Mais do que um reforço significativo de verba, exige-se uma reflexão profunda sobre enquadramento legal do FEM, intocado há seis anos. Tal reflexão tem necessariamente de assegurar uma verba estável e com uma robustez condizente com as crescentes exigências financeiras associadas aos eventos climáticos. A sua ativação não pode continuar dependente do espartilho da declaração de calamidade pública, deve ser flexibilizada tal como já prevê o OE 2024.

Os municípios devem ser chamados à responsabilidade e passar a ter os seus próprios Fundos de Emergência Climática. Tem de se trazer mais realismo ao FEM, alargando os danos cobertos para além das infraestruturas municipais e passando incluir, também, as infraestruturas das freguesias e o financiamento de medidas de apoio às populações e empresas, como sejam a concessão de auxílios financeiros extraordinários, a requalificação de imóveis e infraestruturas privadas, criação de hospitais de campanha ou programas de alojamento temporário – despesas que devem, aliás, ser também excecionadas dos limites de dívida municipal.

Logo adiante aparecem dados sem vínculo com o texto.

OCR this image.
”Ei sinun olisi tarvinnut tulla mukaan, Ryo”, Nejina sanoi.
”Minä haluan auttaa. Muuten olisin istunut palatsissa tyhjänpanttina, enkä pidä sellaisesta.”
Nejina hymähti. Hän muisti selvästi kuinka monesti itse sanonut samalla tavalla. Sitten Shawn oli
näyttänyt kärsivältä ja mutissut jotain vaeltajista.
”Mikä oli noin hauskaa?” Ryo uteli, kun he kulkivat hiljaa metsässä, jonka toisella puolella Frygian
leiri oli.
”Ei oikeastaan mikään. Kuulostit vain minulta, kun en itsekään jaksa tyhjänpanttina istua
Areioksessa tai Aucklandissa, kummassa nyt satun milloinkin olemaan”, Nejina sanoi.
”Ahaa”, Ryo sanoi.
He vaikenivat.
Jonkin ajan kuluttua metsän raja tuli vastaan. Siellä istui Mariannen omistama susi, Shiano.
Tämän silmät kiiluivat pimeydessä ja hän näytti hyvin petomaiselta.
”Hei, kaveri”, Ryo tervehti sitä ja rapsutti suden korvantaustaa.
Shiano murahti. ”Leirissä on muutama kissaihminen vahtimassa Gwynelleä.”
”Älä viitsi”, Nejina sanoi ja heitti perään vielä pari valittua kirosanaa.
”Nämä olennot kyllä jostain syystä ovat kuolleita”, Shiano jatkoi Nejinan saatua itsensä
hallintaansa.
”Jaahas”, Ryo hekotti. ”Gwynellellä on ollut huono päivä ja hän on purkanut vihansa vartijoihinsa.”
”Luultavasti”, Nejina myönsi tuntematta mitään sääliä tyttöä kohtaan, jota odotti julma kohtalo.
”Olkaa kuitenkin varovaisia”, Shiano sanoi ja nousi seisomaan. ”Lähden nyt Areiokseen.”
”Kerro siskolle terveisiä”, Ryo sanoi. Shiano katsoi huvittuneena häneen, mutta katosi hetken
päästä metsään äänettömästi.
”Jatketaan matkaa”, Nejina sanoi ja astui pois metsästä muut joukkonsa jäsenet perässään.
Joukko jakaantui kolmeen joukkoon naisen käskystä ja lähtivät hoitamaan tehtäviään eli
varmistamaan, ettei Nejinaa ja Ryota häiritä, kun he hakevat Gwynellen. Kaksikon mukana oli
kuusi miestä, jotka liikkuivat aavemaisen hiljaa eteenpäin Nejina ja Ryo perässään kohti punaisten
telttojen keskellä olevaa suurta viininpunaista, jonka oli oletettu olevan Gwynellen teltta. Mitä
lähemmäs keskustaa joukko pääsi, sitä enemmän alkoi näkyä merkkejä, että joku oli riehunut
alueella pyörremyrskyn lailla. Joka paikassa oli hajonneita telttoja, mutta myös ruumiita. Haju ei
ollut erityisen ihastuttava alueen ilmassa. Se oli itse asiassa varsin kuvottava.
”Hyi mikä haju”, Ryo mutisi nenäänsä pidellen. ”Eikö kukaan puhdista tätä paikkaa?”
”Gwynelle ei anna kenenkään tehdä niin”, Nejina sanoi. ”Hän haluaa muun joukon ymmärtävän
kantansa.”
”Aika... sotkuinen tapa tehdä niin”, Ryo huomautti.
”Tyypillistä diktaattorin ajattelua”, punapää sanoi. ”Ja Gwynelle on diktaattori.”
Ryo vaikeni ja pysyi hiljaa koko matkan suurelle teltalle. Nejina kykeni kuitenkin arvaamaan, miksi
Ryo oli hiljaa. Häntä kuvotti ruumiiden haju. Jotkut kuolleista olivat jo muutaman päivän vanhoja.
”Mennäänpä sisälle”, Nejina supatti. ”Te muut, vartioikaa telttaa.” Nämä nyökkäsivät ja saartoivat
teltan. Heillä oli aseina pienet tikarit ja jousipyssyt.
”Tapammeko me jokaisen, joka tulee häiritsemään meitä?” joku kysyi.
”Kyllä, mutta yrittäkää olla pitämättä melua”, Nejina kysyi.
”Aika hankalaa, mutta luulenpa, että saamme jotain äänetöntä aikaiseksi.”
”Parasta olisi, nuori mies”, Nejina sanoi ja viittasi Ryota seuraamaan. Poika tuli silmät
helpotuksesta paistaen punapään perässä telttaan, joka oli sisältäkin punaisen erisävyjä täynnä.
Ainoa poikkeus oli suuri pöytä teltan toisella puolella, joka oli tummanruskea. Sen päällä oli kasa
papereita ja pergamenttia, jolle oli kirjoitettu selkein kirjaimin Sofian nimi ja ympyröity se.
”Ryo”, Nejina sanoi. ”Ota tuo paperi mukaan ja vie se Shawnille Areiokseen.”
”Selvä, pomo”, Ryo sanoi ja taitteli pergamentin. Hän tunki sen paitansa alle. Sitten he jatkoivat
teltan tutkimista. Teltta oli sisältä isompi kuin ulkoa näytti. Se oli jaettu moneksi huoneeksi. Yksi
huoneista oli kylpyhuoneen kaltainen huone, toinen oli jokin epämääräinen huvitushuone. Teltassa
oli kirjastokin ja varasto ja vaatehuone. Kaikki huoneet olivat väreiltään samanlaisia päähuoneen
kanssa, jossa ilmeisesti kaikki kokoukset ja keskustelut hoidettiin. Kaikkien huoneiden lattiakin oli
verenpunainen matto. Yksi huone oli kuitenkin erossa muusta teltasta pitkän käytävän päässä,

As inundações deste ano mostraram bem o papel que os municípios podem ter no apoio às populações e às empresas num contexto de calamidade. Esse apoio é vital quando sabemos que a maioria dos seguros de imóveis adquiridos com recurso a crédito não cobre situações de catástrofe natural – por exemplo, só 16% tem cobertura de risco sísmico.

Pela sua frequência crescente os eventos climáticos extremos vão estar no centro do debate dos próximos anos, pelo que adiar esta reflexão é hipotecar o nosso futuro e comprometer o equilíbrio das contas públicas de amanhã.